Discovery. It’s survivals greatest tool. And as a young disciple it was that simple for me. I felt hyphenated. You know, African-American. But ironically, neither. Not African nor fully American. But strangely, in some sense I was both. And to top that, America’s history books calls me black. See my blackness, according to American historical record, was tethered to an oppressive ethical and aesthetic reality that I was not willing to accept any longer. One thing I did know, without a doubt, is that I valued my faith in Jesus Christ. But the mainstream Christian narrative wasn’t painting a picture of Jesus Christ who had suffered for my blackness. Or better yet served to promote my well-being and dignity.
I stumbled across Alex Haley’s Malcom X on my grandmothers book shelf, at 12, so color blind is something I have never really been. And by 20, I was playing Miles Davis in my dorm room and trying to comprehend Stokley Carmichael and Marcus Garvey. So a few months after my conversion I heard Cornell West, who was probably my greatest influence before Christianity, talk about James Cone’s “Black Messiah.” As a young black Christian, 21 at the the time, James Cone knocked me off my feet. My soul was infatuated but my spirit was left deeply concerned. Actually, Cone literally scared me and it would be several years before I would develop the relationships that would support my journey to discover if Jesus was even concerned with my blackness, my manhood and the painful implications of my American existence.
In honesty, by my mid-20’s, Pan-Africanism, the Nation of Islam, the Black Consciousness and Hebrew Israelite communities were having a more profound impact on my ethnic identity and its validation than Christianity. They engaged my blackness in their own unique way but horrifically failed to address the brokenness of my soul. I longed to know a Jesus who loved my black face with the same fervency as my broken soul. But I just couldn’t get around the notion that there was an edited public narrative saturated with American and Eurocentric (Germanic) theological perspective but ironically Jesus walked on Palestinian soil. That timeline in the back of my bible wasn’t adding up. I wanted to know why no one, at least in mainstream circles, talked about Africa’s involvement. Or better yet Christianity’s presence eastward toward China. And those pictures of a blond hair blue eyed Jesus Christ hanging on the walls wasn’t helping either.
It was during this process that I realized I had been miseducated. I was suffering from an underdeveloped ethnic and religious worldview. And that was something that fueled my dissenting attitudes towards mainstream theology. It was comforting to know that God wasn’t scared of my suspicions of western theological presentation nor the integrity/authority of biblical text. In fact, they were welcomed and fueled my growth. My miseducation caused me to misread the bible. And furthermore it was approval for others to misread it to me as well. The survival of my faith required me to remove the colonialism of the past 500 years from my theological text and perspective. The solution was pretty simple but not necessarily easy. I had to reread the bible. But this time with a broader historical and cultural awareness. I had to commit to research, both religious and secular text, to learn to my express my redemption with cultural and historical relevance.
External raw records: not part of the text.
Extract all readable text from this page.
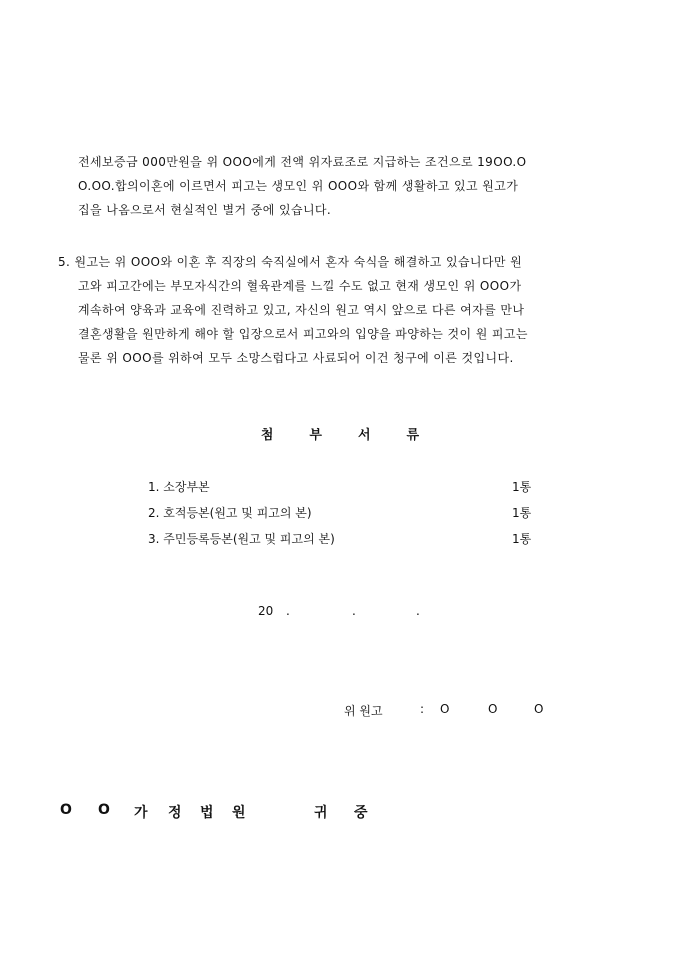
전세보증금 000만원을 위 OOO에게 전액 위자료조로 지급하는 조건으로 19OO.O
O.OO.합의이혼에 이르면서 피고는 생모인 위 OOO와 함께 생활하고 있고 원고가
집을 나옴으로서 현실적인 별거 중에 있습니다.
5. 원고는 위 OOO와 이혼 후 직장의 숙직실에서 혼자 숙식을 해결하고 있습니다만 원
고와 피고간에는 부모자식간의 혈육관계를 느낄 수도 없고 현재 생모인 위 OOO가
계속하여 양육과 교육에 진력하고 있고, 자신의 원고 역시 앞으로 다른 여자를 만나
결혼생활을 원만하게 해야 할 입장으로서 피고와의 입양을 파양하는 것이 원 피고는
물론 위 OOO를 위하여 모두 소망스럽다고 사료되어 이건 청구에 이른 것입니다.
첨부서류
1. 소장부본	1통
2. 호적등본(원고 및 피고의 본)	1통
3. 주민등록등본(원고 및 피고의 본)	1통
20 .	.	.
위 원고	: O	O	O
O O 가 정 법 원	귀 중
I quickly learned that I embodied an attitude of black inferiority, that was equally as sinful as America’s attitude of white superiority. Although, the later in part was created by and perpetuates the former, I needed deliverance from the ethnic, cultural and religious self-hatred that I practiced and found to be systemically affirmed throughout the western theology and culture. It was a spiritual and psychological liberation to learn that my blackness carries a dignity bestowed only by God. And even though my dignity can never be culturally appropriated, it must always be culturally validated. And this is where I began to lay the narrative of my personhood and our peoplehood within American culture as a Christian. See, my blackness is a beautiful affirmation that allows me to express my faith with cultural and religious relevance. I learned it is my duty to engage a triune God & the theology of Jesus to shape sociopolitical action that resists every attack on my dignity, self-worth and value in America.
Two recommendations I have are: Relationships and Reading. In that order.
1.) Relationships. The bottom line is, healthy people have healthy relationships. Your spiritual health and longevity are directly associated with the relationships you value. I began to form new relationships while maturing my current ones with people who were different than me. This means across race, gender, political, religious, educational and income identifiers (etc.). I found that my ignorance and arrogance had incubated many ethnic, cultural and religious blindspots that I had failed to confront. My relationships provided the support and transparency I needed to grow both as a man and disciple.
2.) Reading. Resources should supplement your daily bible reading and prayer. I should probably start there. And further more a few books, blogs or podcasts has not made me an expert on Race, American culture or Christianity. The same will probably serve true for you. I find creditable presenters and allow them to introduce information, concepts and most importantly their academic sources that I can research them myself. Register at your local library and budget $25/month for resources. I buy many used books online for less than $5. Devotional biblical reading and your cute social media posts with your big bible will not be enough. Commit to research. It’s well worth it and the survival of your faith might depend on it.